The longest and most original of the essays are the first two, which deal with Tim. 30c–31b (the "unique world argument") and 37c–38c (on time), respectively. Mohr argues that the cosmos is unique because it is an "immanent standard," a sensible counterpart of the Form of Living Being (like all Forms a "transcendent standard"), and standards must be unique. In his analysis of 37c–38c Mohr also describes Platonic time as an immanent standard, namely a clock (59).

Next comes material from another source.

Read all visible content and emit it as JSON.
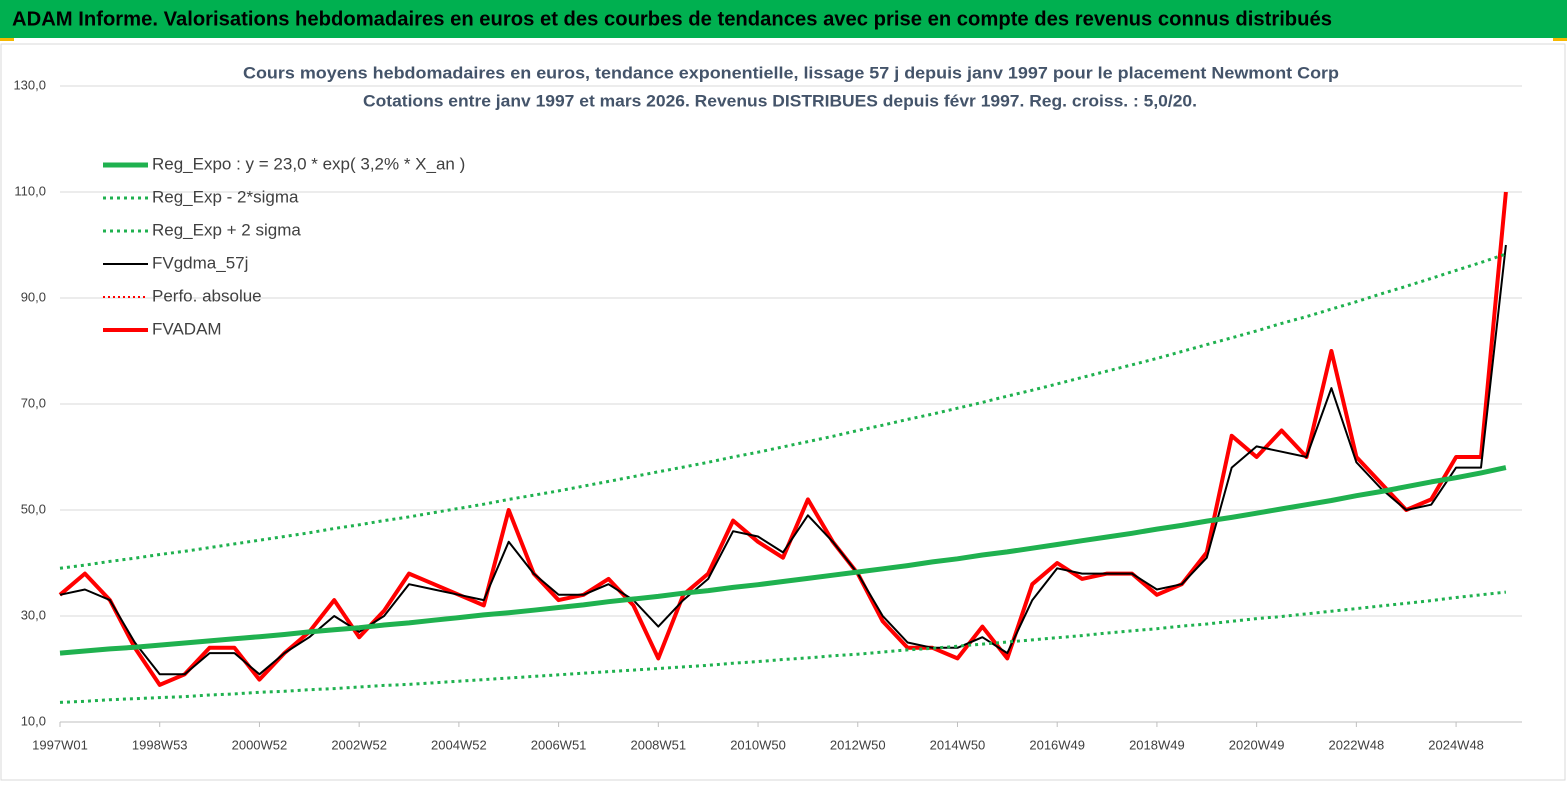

Essays three and four concern Plato's account of the Receptacle (space) and the status of the phenomena that appear in it. Space is a medium in which phenomena appear; phenomena are unknowable insofar as they are in flux, but intelligible insofar as they are images of Forms. In Essay five Mohr argues in opposition to Cornford that earth, air, fire and water, the primary bodies of the Timaeus, are present in the chaos that precedes the Demiurge's production of the cosmos and possess even then the geometric natures described at 53c ff.

Essays six to eleven deal with the relation of the cosmology of the Timaeus, Statesman, and Philebus to that of the Phaedrus and Book ten of the Laws. Mohr argues that Plato in the Timaeus and Statesman viewed phenomena themselves as causes of disorderly motion and thus as sources of evil, whereas in the Phaedrus and Laws ten all motion is caused by soul. Thus the doctrine of motion in the two pairs of dialogues is inconsistent. Mohr also claims that Plato treats the world-soul in the Statesman, Philebus, and Timaeus differently than in the Phaedrus and Laws: as a maintainer of order rather than as a source of motion. Finally, he argues that the Laws, unlike the Timaeus, must provide an explanation of evil because it does not treat phenomena as a source of evil and a limitation of the Demiurge's power as the Timaeus does.